‘A união não faz mais a força’

Por Gilles Lapouge
ESTADÃO

Hoje, os europeus, chamados com urgência a Bruxelas, pretendem salvar o euro. E provavelmente conseguirão. Eles já se habituaram a tirar da beira do abismo esta triste moeda, e sabem bem como fazê-lo. São profissionais: palavras, promessas, imprecações, créditos, austeridade e lirismos pérfidos. O euro poderá sair do hospital.

Mas em que condições? Num carro pequeno, com tubos no nariz, nas veias e nos rins, um pulmão artificial e um coração transplantado.

E retomará seu curso, se podemos dizer assim, até a próxima síncope.

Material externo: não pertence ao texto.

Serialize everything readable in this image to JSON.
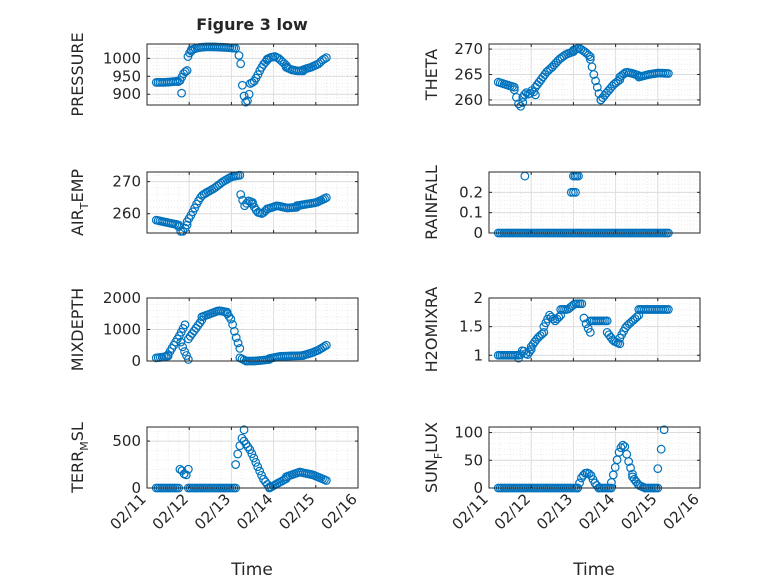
{
  "figure": {
    "title": "Figure 3 low",
    "xlabel": "Time",
    "marker_color": "#0072BD"
  },
  "chart_data": [
    {
      "type": "scatter",
      "ylabel": "PRESSURE",
      "ylabel_parts": [
        {
          "text": "PRESSURE"
        }
      ],
      "xlim": [
        "02/11",
        "02/16"
      ],
      "ylim": [
        870,
        1040
      ],
      "yticks": [
        900,
        950,
        1000
      ],
      "ytick_labels": [
        "900",
        "950",
        "1000"
      ],
      "xtick_labels": [
        "02/11",
        "02/12",
        "02/13",
        "02/14",
        "02/15",
        "02/16"
      ],
      "show_xtick_labels": false,
      "grid": true,
      "segments": [
        {
          "from": 11.22,
          "to": 11.7,
          "values": [
            933,
            933,
            934,
            936
          ]
        },
        {
          "from": 11.7,
          "to": 11.95,
          "values": [
            936,
            935,
            940,
            955,
            962,
            966
          ]
        },
        {
          "from": 11.82,
          "to": 11.82,
          "values": [
            903
          ]
        },
        {
          "from": 11.97,
          "to": 12.05,
          "values": [
            1005,
            1015,
            1020
          ]
        },
        {
          "from": 12.05,
          "to": 13.1,
          "values": [
            1024,
            1030,
            1032,
            1032,
            1031,
            1030,
            1028
          ]
        },
        {
          "from": 13.18,
          "to": 13.22,
          "values": [
            1008,
            985
          ]
        },
        {
          "from": 13.26,
          "to": 13.42,
          "values": [
            925,
            895,
            878,
            882,
            900
          ]
        },
        {
          "from": 13.45,
          "to": 13.85,
          "values": [
            930,
            935,
            950,
            970,
            985,
            995
          ]
        },
        {
          "from": 13.85,
          "to": 14.3,
          "values": [
            998,
            1003,
            1005,
            1000,
            990,
            980
          ]
        },
        {
          "from": 14.3,
          "to": 14.7,
          "values": [
            975,
            968,
            965,
            965
          ]
        },
        {
          "from": 14.7,
          "to": 15.25,
          "values": [
            968,
            972,
            975,
            980,
            985,
            995,
            1002
          ]
        }
      ]
    },
    {
      "type": "scatter",
      "ylabel": "THETA",
      "ylabel_parts": [
        {
          "text": "THETA"
        }
      ],
      "xlim": [
        "02/11",
        "02/16"
      ],
      "ylim": [
        259,
        271
      ],
      "yticks": [
        260,
        265,
        270
      ],
      "ytick_labels": [
        "260",
        "265",
        "270"
      ],
      "xtick_labels": [
        "02/11",
        "02/12",
        "02/13",
        "02/14",
        "02/15",
        "02/16"
      ],
      "show_xtick_labels": false,
      "grid": true,
      "segments": [
        {
          "from": 11.22,
          "to": 11.6,
          "values": [
            263.5,
            263.0,
            262.5
          ]
        },
        {
          "from": 11.6,
          "to": 11.8,
          "values": [
            262.0,
            260.0,
            258.5,
            259.5
          ]
        },
        {
          "from": 11.8,
          "to": 12.1,
          "values": [
            260.5,
            261.5,
            261.0,
            262.0,
            261.0
          ]
        },
        {
          "from": 12.1,
          "to": 12.5,
          "values": [
            262.5,
            264.0,
            265.5,
            266.5
          ]
        },
        {
          "from": 12.5,
          "to": 13.0,
          "values": [
            266.5,
            268.0,
            269.0,
            269.5
          ]
        },
        {
          "from": 13.0,
          "to": 13.4,
          "values": [
            269.8,
            270.2,
            269.5,
            268.5
          ]
        },
        {
          "from": 13.4,
          "to": 13.65,
          "values": [
            268.0,
            265.0,
            262.5,
            260.0
          ]
        },
        {
          "from": 13.65,
          "to": 14.1,
          "values": [
            260.0,
            261.5,
            263.0,
            264.0
          ]
        },
        {
          "from": 14.1,
          "to": 14.55,
          "values": [
            264.5,
            265.5,
            265.2,
            264.8
          ]
        },
        {
          "from": 14.55,
          "to": 15.25,
          "values": [
            264.5,
            265.0,
            265.3,
            265.2
          ]
        }
      ]
    },
    {
      "type": "scatter",
      "ylabel": "AIR_TEMP",
      "ylabel_parts": [
        {
          "text": "AIR"
        },
        {
          "text": "T",
          "sub": true
        },
        {
          "text": "EMP"
        }
      ],
      "xlim": [
        "02/11",
        "02/16"
      ],
      "ylim": [
        254,
        273
      ],
      "yticks": [
        260,
        270
      ],
      "ytick_labels": [
        "260",
        "270"
      ],
      "xtick_labels": [
        "02/11",
        "02/12",
        "02/13",
        "02/14",
        "02/15",
        "02/16"
      ],
      "show_xtick_labels": false,
      "grid": true,
      "segments": [
        {
          "from": 11.22,
          "to": 11.75,
          "values": [
            258.0,
            257.5,
            257.0,
            256.5
          ]
        },
        {
          "from": 11.75,
          "to": 11.95,
          "values": [
            256.0,
            254.5,
            254.5,
            255.5,
            256.5
          ]
        },
        {
          "from": 11.95,
          "to": 12.4,
          "values": [
            257.5,
            260.0,
            263.0,
            265.5,
            266.5
          ]
        },
        {
          "from": 12.4,
          "to": 13.2,
          "values": [
            266.5,
            268.0,
            270.0,
            271.5,
            272.0
          ]
        },
        {
          "from": 13.22,
          "to": 13.5,
          "values": [
            266.0,
            262.5,
            264.0,
            263.5
          ]
        },
        {
          "from": 13.5,
          "to": 13.85,
          "values": [
            263.0,
            260.5,
            260.0,
            261.5
          ]
        },
        {
          "from": 13.85,
          "to": 14.55,
          "values": [
            261.5,
            262.5,
            261.8,
            262.0
          ]
        },
        {
          "from": 14.55,
          "to": 15.25,
          "values": [
            262.5,
            263.0,
            263.5,
            265.0
          ]
        }
      ]
    },
    {
      "type": "scatter",
      "ylabel": "RAINFALL",
      "ylabel_parts": [
        {
          "text": "RAINFALL"
        }
      ],
      "xlim": [
        "02/11",
        "02/16"
      ],
      "ylim": [
        0,
        0.3
      ],
      "yticks": [
        0,
        0.1,
        0.2
      ],
      "ytick_labels": [
        "0",
        "0.1",
        "0.2"
      ],
      "xtick_labels": [
        "02/11",
        "02/12",
        "02/13",
        "02/14",
        "02/15",
        "02/16"
      ],
      "show_xtick_labels": false,
      "grid": true,
      "segments": [
        {
          "from": 11.22,
          "to": 15.25,
          "values": [
            0,
            0
          ]
        },
        {
          "from": 11.85,
          "to": 11.85,
          "values": [
            0.28
          ]
        },
        {
          "from": 12.95,
          "to": 13.05,
          "values": [
            0.2,
            0.2
          ]
        },
        {
          "from": 13.0,
          "to": 13.12,
          "values": [
            0.28,
            0.28,
            0.28
          ]
        }
      ]
    },
    {
      "type": "scatter",
      "ylabel": "MIXDEPTH",
      "ylabel_parts": [
        {
          "text": "MIXDEPTH"
        }
      ],
      "xlim": [
        "02/11",
        "02/16"
      ],
      "ylim": [
        0,
        2000
      ],
      "yticks": [
        0,
        1000,
        2000
      ],
      "ytick_labels": [
        "0",
        "1000",
        "2000"
      ],
      "xtick_labels": [
        "02/11",
        "02/12",
        "02/13",
        "02/14",
        "02/15",
        "02/16"
      ],
      "show_xtick_labels": false,
      "grid": true,
      "segments": [
        {
          "from": 11.22,
          "to": 11.5,
          "values": [
            100,
            120,
            160
          ]
        },
        {
          "from": 11.5,
          "to": 11.9,
          "values": [
            200,
            500,
            800,
            1150
          ]
        },
        {
          "from": 11.8,
          "to": 11.98,
          "values": [
            600,
            300,
            50
          ]
        },
        {
          "from": 11.98,
          "to": 12.3,
          "values": [
            700,
            1000,
            1300
          ]
        },
        {
          "from": 12.3,
          "to": 12.9,
          "values": [
            1400,
            1500,
            1600,
            1550
          ]
        },
        {
          "from": 12.9,
          "to": 13.2,
          "values": [
            1500,
            1300,
            800,
            400
          ]
        },
        {
          "from": 13.2,
          "to": 13.35,
          "values": [
            100,
            0
          ]
        },
        {
          "from": 13.35,
          "to": 13.9,
          "values": [
            0,
            0,
            20,
            50
          ]
        },
        {
          "from": 13.9,
          "to": 14.7,
          "values": [
            80,
            150,
            160,
            170
          ]
        },
        {
          "from": 14.7,
          "to": 15.25,
          "values": [
            180,
            250,
            350,
            500
          ]
        }
      ]
    },
    {
      "type": "scatter",
      "ylabel": "H2OMIXRA",
      "ylabel_parts": [
        {
          "text": "H2OMIXRA"
        }
      ],
      "xlim": [
        "02/11",
        "02/16"
      ],
      "ylim": [
        0.9,
        2.0
      ],
      "yticks": [
        1.0,
        1.5,
        2.0
      ],
      "ytick_labels": [
        "1",
        "1.5",
        "2"
      ],
      "xtick_labels": [
        "02/11",
        "02/12",
        "02/13",
        "02/14",
        "02/15",
        "02/16"
      ],
      "show_xtick_labels": false,
      "grid": true,
      "segments": [
        {
          "from": 11.22,
          "to": 11.7,
          "values": [
            1.0,
            1.0,
            1.0
          ]
        },
        {
          "from": 11.7,
          "to": 12.0,
          "values": [
            0.95,
            1.1,
            1.0,
            1.1
          ]
        },
        {
          "from": 12.0,
          "to": 12.3,
          "values": [
            1.15,
            1.3,
            1.4
          ]
        },
        {
          "from": 12.3,
          "to": 12.7,
          "values": [
            1.5,
            1.7,
            1.6,
            1.7
          ]
        },
        {
          "from": 12.7,
          "to": 13.2,
          "values": [
            1.8,
            1.8,
            1.9,
            1.9
          ]
        },
        {
          "from": 13.25,
          "to": 13.4,
          "values": [
            1.65,
            1.5,
            1.4
          ]
        },
        {
          "from": 13.4,
          "to": 13.8,
          "values": [
            1.6,
            1.6,
            1.6
          ]
        },
        {
          "from": 13.8,
          "to": 14.1,
          "values": [
            1.4,
            1.25,
            1.2
          ]
        },
        {
          "from": 14.1,
          "to": 14.55,
          "values": [
            1.3,
            1.5,
            1.6,
            1.7
          ]
        },
        {
          "from": 14.55,
          "to": 15.25,
          "values": [
            1.8,
            1.8,
            1.8
          ]
        }
      ]
    },
    {
      "type": "scatter",
      "ylabel": "TERR_MSL",
      "ylabel_parts": [
        {
          "text": "TERR"
        },
        {
          "text": "M",
          "sub": true
        },
        {
          "text": "SL"
        }
      ],
      "xlim": [
        "02/11",
        "02/16"
      ],
      "ylim": [
        0,
        650
      ],
      "yticks": [
        0,
        500
      ],
      "ytick_labels": [
        "0",
        "500"
      ],
      "xtick_labels": [
        "02/11",
        "02/12",
        "02/13",
        "02/14",
        "02/15",
        "02/16"
      ],
      "show_xtick_labels": true,
      "grid": true,
      "segments": [
        {
          "from": 11.22,
          "to": 11.75,
          "values": [
            0,
            0
          ]
        },
        {
          "from": 11.78,
          "to": 11.98,
          "values": [
            200,
            180,
            120,
            200
          ]
        },
        {
          "from": 11.98,
          "to": 13.1,
          "values": [
            0,
            0
          ]
        },
        {
          "from": 13.1,
          "to": 13.3,
          "values": [
            250,
            400,
            500,
            620
          ]
        },
        {
          "from": 13.3,
          "to": 13.9,
          "values": [
            500,
            400,
            250,
            100,
            10
          ]
        },
        {
          "from": 13.9,
          "to": 14.3,
          "values": [
            0,
            50,
            100
          ]
        },
        {
          "from": 14.3,
          "to": 15.25,
          "values": [
            120,
            170,
            140,
            80
          ]
        }
      ]
    },
    {
      "type": "scatter",
      "ylabel": "SUN_FLUX",
      "ylabel_parts": [
        {
          "text": "SUN"
        },
        {
          "text": "F",
          "sub": true
        },
        {
          "text": "LUX"
        }
      ],
      "xlim": [
        "02/11",
        "02/16"
      ],
      "ylim": [
        0,
        110
      ],
      "yticks": [
        0,
        50,
        100
      ],
      "ytick_labels": [
        "0",
        "50",
        "100"
      ],
      "xtick_labels": [
        "02/11",
        "02/12",
        "02/13",
        "02/14",
        "02/15",
        "02/16"
      ],
      "show_xtick_labels": true,
      "grid": true,
      "segments": [
        {
          "from": 11.22,
          "to": 13.1,
          "values": [
            0,
            0
          ]
        },
        {
          "from": 13.1,
          "to": 13.6,
          "values": [
            0,
            20,
            28,
            25,
            10,
            0
          ]
        },
        {
          "from": 13.6,
          "to": 13.9,
          "values": [
            0,
            0
          ]
        },
        {
          "from": 13.9,
          "to": 14.4,
          "values": [
            10,
            40,
            70,
            80,
            50,
            25
          ]
        },
        {
          "from": 14.4,
          "to": 14.7,
          "values": [
            20,
            5,
            0
          ]
        },
        {
          "from": 14.7,
          "to": 15.0,
          "values": [
            0,
            0
          ]
        },
        {
          "from": 15.0,
          "to": 15.0,
          "values": [
            35
          ]
        },
        {
          "from": 15.08,
          "to": 15.08,
          "values": [
            70
          ]
        },
        {
          "from": 15.15,
          "to": 15.15,
          "values": [
            105
          ]
        }
      ]
    }
  ]
}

Na espera, remédios tentarão fazer o possível: curas de austeridade ferozes, abandonos dos créditos pelos bancos que emprestaram para os países enfermos (Grécia), aumento do Fundo Europeu de Estabilidade Financeira (Feef), o “corpo de bombeiros” acionado para apagar, na Grécia e em outros lugares, os incêndios da dívida.

A multidão de médicos em volta do euro faz suas avaliações, preconiza remédios. E esses remédios são tantos que é impossível enumerá-los, tanto mais que já são bem conhecidos. Mas o martírio do euro é antigo, tão grave e sistêmico que, ao lado dos políticos, homens de finanças, banqueiros e especialistas, desta vez vozes mais raras, a dos intelectuais e filósofos, se erguem, tentando ler a crise nos eventos da história, da civilização.

O polonês Zygmund Baumant não se consola em ver o “sonho europeu” se transformar num “pesadelo”. Ele não dá à Europa um atestado de óbito, mas um “atestado de vida a crédito”.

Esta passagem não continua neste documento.